More Businesses Snared in Pasco Biofuel Fraud Scheme
Another business owner is facing fraud charges after it was found they participated in a green energy fraudulent business based out of Pasco.
You may recall in 2017 Scott C. Johnson, 43, of Burbank, was sentenced to 8 years in prison over his role in green power fraud stemming from the now defunct Pasco Gen X Energy Company.
The company had a Pasco venue but also involved startups in Moses Lake and even out of state. Johnson and the company were reportedly producing biofuel. Except they WEREN'T, but kept receiving federal incentives in the form of tax credits, bilking the government out of millions.
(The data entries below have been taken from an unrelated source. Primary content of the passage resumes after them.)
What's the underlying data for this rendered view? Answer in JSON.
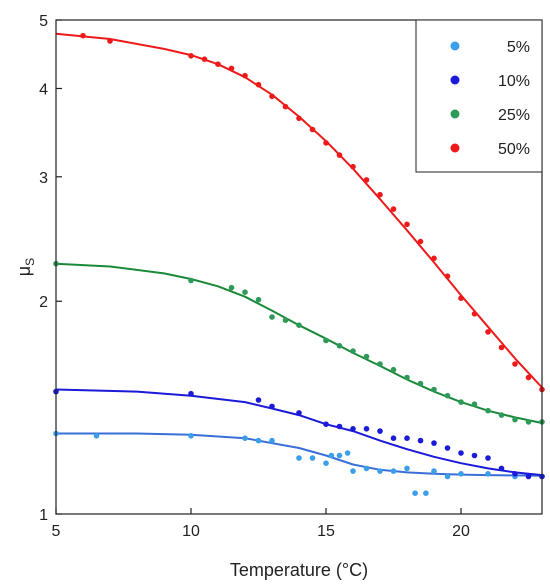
{
  "chart_data": {
    "type": "scatter",
    "xlabel": "Temperature (°C)",
    "ylabel_main": "μ",
    "ylabel_sub": "S",
    "yscale": "log",
    "xlim": [
      5,
      23
    ],
    "ylim": [
      1,
      5
    ],
    "x_ticks": [
      5,
      10,
      15,
      20
    ],
    "y_ticks": [
      1,
      2,
      3,
      4,
      5
    ],
    "legend_position": "top-right",
    "series": [
      {
        "name": "5%",
        "color": "#3a9ee8",
        "line_color": "#3a6fd8",
        "points": [
          [
            5,
            1.3
          ],
          [
            6.5,
            1.29
          ],
          [
            10,
            1.29
          ],
          [
            12,
            1.28
          ],
          [
            12.5,
            1.27
          ],
          [
            13,
            1.27
          ],
          [
            14,
            1.2
          ],
          [
            14.5,
            1.2
          ],
          [
            15,
            1.18
          ],
          [
            15.2,
            1.21
          ],
          [
            15.5,
            1.21
          ],
          [
            15.8,
            1.22
          ],
          [
            16,
            1.15
          ],
          [
            16.5,
            1.16
          ],
          [
            17,
            1.15
          ],
          [
            17.5,
            1.15
          ],
          [
            18,
            1.16
          ],
          [
            18.3,
            1.07
          ],
          [
            18.7,
            1.07
          ],
          [
            19,
            1.15
          ],
          [
            19.5,
            1.13
          ],
          [
            20,
            1.14
          ],
          [
            21,
            1.14
          ],
          [
            22,
            1.13
          ],
          [
            23,
            1.13
          ]
        ],
        "curve": [
          [
            5,
            1.3
          ],
          [
            8,
            1.3
          ],
          [
            10,
            1.295
          ],
          [
            12,
            1.28
          ],
          [
            14,
            1.24
          ],
          [
            15,
            1.21
          ],
          [
            16,
            1.175
          ],
          [
            17,
            1.155
          ],
          [
            18,
            1.145
          ],
          [
            19,
            1.14
          ],
          [
            20,
            1.137
          ],
          [
            21,
            1.135
          ],
          [
            22,
            1.134
          ],
          [
            23,
            1.133
          ]
        ]
      },
      {
        "name": "10%",
        "color": "#1a1ad8",
        "line_color": "#1a1ad8",
        "points": [
          [
            5,
            1.49
          ],
          [
            10,
            1.48
          ],
          [
            12.5,
            1.45
          ],
          [
            13,
            1.42
          ],
          [
            14,
            1.39
          ],
          [
            15,
            1.34
          ],
          [
            15.5,
            1.33
          ],
          [
            16,
            1.32
          ],
          [
            16.5,
            1.32
          ],
          [
            17,
            1.31
          ],
          [
            17.5,
            1.28
          ],
          [
            18,
            1.28
          ],
          [
            18.5,
            1.27
          ],
          [
            19,
            1.26
          ],
          [
            19.5,
            1.24
          ],
          [
            20,
            1.22
          ],
          [
            20.5,
            1.21
          ],
          [
            21,
            1.2
          ],
          [
            21.5,
            1.16
          ],
          [
            22,
            1.14
          ],
          [
            22.5,
            1.13
          ],
          [
            23,
            1.13
          ]
        ],
        "curve": [
          [
            5,
            1.5
          ],
          [
            8,
            1.49
          ],
          [
            10,
            1.47
          ],
          [
            12,
            1.44
          ],
          [
            13,
            1.41
          ],
          [
            14,
            1.38
          ],
          [
            15,
            1.34
          ],
          [
            16,
            1.31
          ],
          [
            17,
            1.27
          ],
          [
            18,
            1.235
          ],
          [
            19,
            1.205
          ],
          [
            20,
            1.18
          ],
          [
            21,
            1.16
          ],
          [
            22,
            1.145
          ],
          [
            23,
            1.135
          ]
        ]
      },
      {
        "name": "25%",
        "color": "#2e9a5a",
        "line_color": "#1a8a3a",
        "points": [
          [
            5,
            2.26
          ],
          [
            10,
            2.14
          ],
          [
            11.5,
            2.09
          ],
          [
            12,
            2.06
          ],
          [
            12.5,
            2.01
          ],
          [
            13,
            1.9
          ],
          [
            13.5,
            1.88
          ],
          [
            14,
            1.85
          ],
          [
            15,
            1.76
          ],
          [
            15.5,
            1.73
          ],
          [
            16,
            1.7
          ],
          [
            16.5,
            1.67
          ],
          [
            17,
            1.63
          ],
          [
            17.5,
            1.6
          ],
          [
            18,
            1.56
          ],
          [
            18.5,
            1.53
          ],
          [
            19,
            1.5
          ],
          [
            19.5,
            1.47
          ],
          [
            20,
            1.44
          ],
          [
            20.5,
            1.43
          ],
          [
            21,
            1.4
          ],
          [
            21.5,
            1.38
          ],
          [
            22,
            1.36
          ],
          [
            22.5,
            1.35
          ],
          [
            23,
            1.35
          ]
        ],
        "curve": [
          [
            5,
            2.26
          ],
          [
            7,
            2.24
          ],
          [
            9,
            2.19
          ],
          [
            10,
            2.15
          ],
          [
            11,
            2.1
          ],
          [
            12,
            2.03
          ],
          [
            13,
            1.94
          ],
          [
            14,
            1.85
          ],
          [
            15,
            1.77
          ],
          [
            16,
            1.69
          ],
          [
            17,
            1.62
          ],
          [
            18,
            1.55
          ],
          [
            19,
            1.49
          ],
          [
            20,
            1.44
          ],
          [
            21,
            1.4
          ],
          [
            22,
            1.37
          ],
          [
            23,
            1.345
          ]
        ]
      },
      {
        "name": "50%",
        "color": "#ee1a1a",
        "line_color": "#ee1a1a",
        "points": [
          [
            6,
            4.75
          ],
          [
            7,
            4.67
          ],
          [
            10,
            4.45
          ],
          [
            10.5,
            4.4
          ],
          [
            11,
            4.33
          ],
          [
            11.5,
            4.27
          ],
          [
            12,
            4.17
          ],
          [
            12.5,
            4.05
          ],
          [
            13,
            3.9
          ],
          [
            13.5,
            3.77
          ],
          [
            14,
            3.63
          ],
          [
            14.5,
            3.5
          ],
          [
            15,
            3.35
          ],
          [
            15.5,
            3.22
          ],
          [
            16,
            3.1
          ],
          [
            16.5,
            2.97
          ],
          [
            17,
            2.83
          ],
          [
            17.5,
            2.7
          ],
          [
            18,
            2.57
          ],
          [
            18.5,
            2.43
          ],
          [
            19,
            2.3
          ],
          [
            19.5,
            2.17
          ],
          [
            20,
            2.02
          ],
          [
            20.5,
            1.92
          ],
          [
            21,
            1.81
          ],
          [
            21.5,
            1.72
          ],
          [
            22,
            1.63
          ],
          [
            22.5,
            1.56
          ],
          [
            23,
            1.5
          ]
        ],
        "curve": [
          [
            5,
            4.78
          ],
          [
            7,
            4.7
          ],
          [
            9,
            4.55
          ],
          [
            10,
            4.46
          ],
          [
            11,
            4.33
          ],
          [
            12,
            4.15
          ],
          [
            13,
            3.92
          ],
          [
            14,
            3.65
          ],
          [
            15,
            3.37
          ],
          [
            16,
            3.08
          ],
          [
            17,
            2.79
          ],
          [
            18,
            2.52
          ],
          [
            19,
            2.27
          ],
          [
            20,
            2.04
          ],
          [
            21,
            1.84
          ],
          [
            22,
            1.66
          ],
          [
            23,
            1.51
          ]
        ]
      }
    ]
  }
}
Now the owner of a trucking company is facing charges for involvement in the scheme. Hector Garza of HTC Trucking and Freedom Fuel has plead guilty in federal court for attempting to defrauding the government and making false claims to the IRS.
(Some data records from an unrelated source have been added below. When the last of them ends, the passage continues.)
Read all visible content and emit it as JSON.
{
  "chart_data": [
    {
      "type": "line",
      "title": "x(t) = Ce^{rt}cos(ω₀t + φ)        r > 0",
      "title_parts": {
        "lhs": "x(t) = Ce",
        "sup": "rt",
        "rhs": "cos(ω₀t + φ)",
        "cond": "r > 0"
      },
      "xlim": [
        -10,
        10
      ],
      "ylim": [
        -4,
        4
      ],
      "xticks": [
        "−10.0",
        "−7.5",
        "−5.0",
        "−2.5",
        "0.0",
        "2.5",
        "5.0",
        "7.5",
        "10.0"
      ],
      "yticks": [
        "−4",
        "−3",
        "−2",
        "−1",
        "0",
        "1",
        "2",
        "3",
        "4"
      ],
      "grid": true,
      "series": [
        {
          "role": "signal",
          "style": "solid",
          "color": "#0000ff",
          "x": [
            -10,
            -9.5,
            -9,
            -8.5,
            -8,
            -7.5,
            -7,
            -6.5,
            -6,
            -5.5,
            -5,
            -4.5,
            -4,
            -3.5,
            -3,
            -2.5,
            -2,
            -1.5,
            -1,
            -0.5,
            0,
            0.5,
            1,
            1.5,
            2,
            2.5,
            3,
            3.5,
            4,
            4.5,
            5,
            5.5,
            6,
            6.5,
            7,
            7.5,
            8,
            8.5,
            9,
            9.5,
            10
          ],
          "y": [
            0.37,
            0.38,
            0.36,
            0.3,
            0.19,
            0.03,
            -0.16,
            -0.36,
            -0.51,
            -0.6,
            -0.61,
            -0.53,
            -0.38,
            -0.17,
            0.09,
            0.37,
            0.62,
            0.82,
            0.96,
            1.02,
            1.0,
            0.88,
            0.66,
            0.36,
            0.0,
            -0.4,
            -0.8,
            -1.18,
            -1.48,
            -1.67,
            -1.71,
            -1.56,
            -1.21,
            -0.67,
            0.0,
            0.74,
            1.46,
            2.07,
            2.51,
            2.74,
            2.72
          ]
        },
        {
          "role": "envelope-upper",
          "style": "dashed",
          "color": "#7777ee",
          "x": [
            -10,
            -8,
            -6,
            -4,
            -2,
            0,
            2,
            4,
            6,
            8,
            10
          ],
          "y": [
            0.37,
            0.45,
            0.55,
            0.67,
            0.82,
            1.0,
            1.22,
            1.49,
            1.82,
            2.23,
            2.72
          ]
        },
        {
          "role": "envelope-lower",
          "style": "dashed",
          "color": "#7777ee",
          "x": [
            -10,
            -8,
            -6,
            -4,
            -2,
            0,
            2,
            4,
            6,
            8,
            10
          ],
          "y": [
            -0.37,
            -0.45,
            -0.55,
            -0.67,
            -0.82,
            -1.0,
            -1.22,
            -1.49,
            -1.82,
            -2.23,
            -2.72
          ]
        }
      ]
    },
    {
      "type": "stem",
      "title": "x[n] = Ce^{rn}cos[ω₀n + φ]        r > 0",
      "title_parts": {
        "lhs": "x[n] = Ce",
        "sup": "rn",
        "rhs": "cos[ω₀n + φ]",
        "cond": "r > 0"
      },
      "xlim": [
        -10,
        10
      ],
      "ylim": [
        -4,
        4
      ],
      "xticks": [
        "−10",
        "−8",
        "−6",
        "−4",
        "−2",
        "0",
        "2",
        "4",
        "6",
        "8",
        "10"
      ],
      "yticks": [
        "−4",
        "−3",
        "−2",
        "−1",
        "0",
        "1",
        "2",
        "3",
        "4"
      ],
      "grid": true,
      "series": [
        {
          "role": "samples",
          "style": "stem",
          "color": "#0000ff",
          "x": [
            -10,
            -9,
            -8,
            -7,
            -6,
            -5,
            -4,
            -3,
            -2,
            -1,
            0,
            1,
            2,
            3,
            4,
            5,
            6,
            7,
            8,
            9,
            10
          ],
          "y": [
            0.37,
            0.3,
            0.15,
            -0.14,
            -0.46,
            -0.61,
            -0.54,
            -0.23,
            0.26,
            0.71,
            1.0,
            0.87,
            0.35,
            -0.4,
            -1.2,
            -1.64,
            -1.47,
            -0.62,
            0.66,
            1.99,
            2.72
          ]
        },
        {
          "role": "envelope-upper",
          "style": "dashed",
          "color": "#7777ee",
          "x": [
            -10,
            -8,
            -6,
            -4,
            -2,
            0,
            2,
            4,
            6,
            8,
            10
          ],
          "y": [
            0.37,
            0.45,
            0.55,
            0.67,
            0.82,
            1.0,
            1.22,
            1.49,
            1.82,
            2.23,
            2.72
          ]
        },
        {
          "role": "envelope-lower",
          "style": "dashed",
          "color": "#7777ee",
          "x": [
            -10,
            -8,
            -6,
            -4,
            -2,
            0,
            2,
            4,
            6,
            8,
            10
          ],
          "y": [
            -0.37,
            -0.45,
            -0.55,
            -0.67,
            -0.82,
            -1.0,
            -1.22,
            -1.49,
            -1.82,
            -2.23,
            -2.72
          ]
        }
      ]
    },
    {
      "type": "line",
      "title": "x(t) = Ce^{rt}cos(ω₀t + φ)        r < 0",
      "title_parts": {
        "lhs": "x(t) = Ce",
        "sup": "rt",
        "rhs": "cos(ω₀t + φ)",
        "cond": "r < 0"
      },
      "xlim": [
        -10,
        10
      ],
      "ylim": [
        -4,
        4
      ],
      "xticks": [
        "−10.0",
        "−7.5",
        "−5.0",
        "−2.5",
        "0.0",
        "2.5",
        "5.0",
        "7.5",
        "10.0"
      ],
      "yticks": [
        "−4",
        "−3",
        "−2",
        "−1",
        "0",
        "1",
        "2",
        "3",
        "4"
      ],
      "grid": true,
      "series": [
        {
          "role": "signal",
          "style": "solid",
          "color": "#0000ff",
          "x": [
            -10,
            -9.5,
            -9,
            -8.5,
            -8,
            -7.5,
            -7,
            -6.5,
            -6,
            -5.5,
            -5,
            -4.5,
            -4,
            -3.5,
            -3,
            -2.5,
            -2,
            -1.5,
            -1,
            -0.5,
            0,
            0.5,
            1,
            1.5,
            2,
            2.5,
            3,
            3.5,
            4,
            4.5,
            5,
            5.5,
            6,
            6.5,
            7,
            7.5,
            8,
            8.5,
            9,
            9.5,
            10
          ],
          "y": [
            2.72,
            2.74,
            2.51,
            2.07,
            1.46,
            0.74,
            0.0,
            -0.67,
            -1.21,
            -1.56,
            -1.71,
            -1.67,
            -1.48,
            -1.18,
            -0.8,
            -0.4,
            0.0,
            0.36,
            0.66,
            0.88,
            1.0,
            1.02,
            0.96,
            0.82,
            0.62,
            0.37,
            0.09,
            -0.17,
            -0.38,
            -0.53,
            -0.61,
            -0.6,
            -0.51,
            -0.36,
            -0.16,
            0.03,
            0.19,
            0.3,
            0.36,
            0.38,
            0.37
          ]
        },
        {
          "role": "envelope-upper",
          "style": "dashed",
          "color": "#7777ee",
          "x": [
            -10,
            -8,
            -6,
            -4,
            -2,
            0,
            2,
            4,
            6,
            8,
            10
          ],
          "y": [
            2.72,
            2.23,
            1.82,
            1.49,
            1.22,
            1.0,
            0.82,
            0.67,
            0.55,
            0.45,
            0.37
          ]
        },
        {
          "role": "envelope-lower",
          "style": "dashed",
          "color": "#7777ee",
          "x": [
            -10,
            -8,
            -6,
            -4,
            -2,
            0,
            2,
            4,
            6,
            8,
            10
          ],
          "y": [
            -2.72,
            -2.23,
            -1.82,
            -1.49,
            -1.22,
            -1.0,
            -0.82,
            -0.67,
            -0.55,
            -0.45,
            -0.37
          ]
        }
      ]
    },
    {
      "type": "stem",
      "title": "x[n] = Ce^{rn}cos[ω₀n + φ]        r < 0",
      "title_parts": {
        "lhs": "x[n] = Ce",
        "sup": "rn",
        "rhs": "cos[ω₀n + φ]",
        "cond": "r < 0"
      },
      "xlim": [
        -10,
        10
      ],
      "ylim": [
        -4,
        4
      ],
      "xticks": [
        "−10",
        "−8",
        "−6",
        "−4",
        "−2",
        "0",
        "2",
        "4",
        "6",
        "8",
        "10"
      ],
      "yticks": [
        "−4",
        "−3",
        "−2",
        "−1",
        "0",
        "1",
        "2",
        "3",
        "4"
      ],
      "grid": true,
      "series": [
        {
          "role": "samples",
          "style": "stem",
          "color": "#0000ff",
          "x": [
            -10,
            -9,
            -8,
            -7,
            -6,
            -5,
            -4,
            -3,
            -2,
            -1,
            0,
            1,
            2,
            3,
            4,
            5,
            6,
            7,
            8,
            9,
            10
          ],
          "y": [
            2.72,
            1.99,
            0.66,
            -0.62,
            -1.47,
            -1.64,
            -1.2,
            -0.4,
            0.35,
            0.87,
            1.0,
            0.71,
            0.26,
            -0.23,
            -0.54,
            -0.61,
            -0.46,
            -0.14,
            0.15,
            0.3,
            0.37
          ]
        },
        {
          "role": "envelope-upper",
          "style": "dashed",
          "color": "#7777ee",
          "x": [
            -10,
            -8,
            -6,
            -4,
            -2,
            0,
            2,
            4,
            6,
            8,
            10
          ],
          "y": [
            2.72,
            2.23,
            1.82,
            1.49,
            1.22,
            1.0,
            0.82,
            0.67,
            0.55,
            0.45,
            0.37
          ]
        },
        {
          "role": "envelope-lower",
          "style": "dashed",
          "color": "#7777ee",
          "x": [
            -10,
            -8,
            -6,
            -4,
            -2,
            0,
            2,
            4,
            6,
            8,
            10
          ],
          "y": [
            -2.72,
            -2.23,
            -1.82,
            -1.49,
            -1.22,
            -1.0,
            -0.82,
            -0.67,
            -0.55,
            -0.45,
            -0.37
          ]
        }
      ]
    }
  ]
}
Garza worked with Johnson to haul the same load of biofuel back and forth to Moses Lake so he, Johnson, and Gen X Energy could receive incentives for every load that was supposedly produced.
Several other charges against Garza and his wife were dropped in return for the guilty plea. Gen X Energy is the second local green energy company to be accused of fraud.
Michael Spitzhauer served jail time and was later deported for his role in Green Power at the Port of Pasco, which reportedly was going to create biofuel from waste products. That project went under in 2015.
Gen X Energy became the 110th green energy company in the U.S. to be hit with such fraud and corruption charges.
The green power craze swept the nation during the Obama administration with an ill-fated stimulus that saw hundreds of millions wasted on such projects.
Solyndra, the failed solar panel energy company in California, became the poster child for such projects.